“Ninguna forma de consumo de tabaco es segura”, proclama Osakidetza, que desde hace dos años impulsa un proyecto en la OSI Uribe dirigido a informar y sensibilizar a las mujeres embarazadas sobre los riesgos que supone el consumo de tabaco y la exposición al humo de segunda, tercera y cuarta mano. Con motivo de la Semana Sin Humo y el Día Mundial Sin Tabaco, las profesionales sanitarias recuerdan la importancia de reducir la exposición de las gestantes y sus familias a los efectos perjudiciales derivados del consumo de tabaco. Para ello, las matronas desarrollan acciones formativas dentro de las clases grupales sobre embarazo y preparación al parto en las que explican los distintos tipos de exposición al humo y sus consecuencias sobre la salud materno-infantil.

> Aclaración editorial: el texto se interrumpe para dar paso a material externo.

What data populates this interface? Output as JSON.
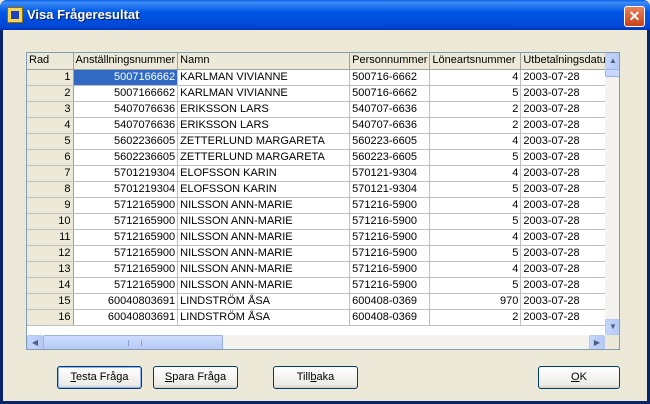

“El objetivo es dar a conocer los diferentes tipos de exposición al humo que hay, que algunos no son tan conocidos, y concienciar a las embarazadas, sus parejas y su entorno para que eviten la exposición al humo”, explica Elena Mena, coordinadora de las matronas de la OSI Uribe. Mena, que cuenta con más de dos décadas de experiencia profesional, refleja que, por suerte, se encuentra con “pocas mujeres embarazadas que fuman”. En concreto, del centenar de mujeres gestantes que atiende actualmente en Getxo, solo una fuma, aunque reconoce que “va por épocas” y que, por ejemplo, en localidades próximas como Erandio “existen más casos”.

Cigarrillos tradicionales, vapeadores, tabaco calentado, cachimbas o tabaco de liar contienen sustancias tóxicas y adictivas que afectan tanto a quienes fuman como a las personas de su entorno. El humo del tabaco no solo perjudica a quien consume. El llamado humo de segunda mano afecta a familiares y convivientes, mientras que los residuos tóxicos permanecen en ropa, muebles y objetos, lo que se conoce como humo de tercera mano. Incluso las colillas generan contaminación ambiental, considerada ya una de las principales fuentes de basura del planeta.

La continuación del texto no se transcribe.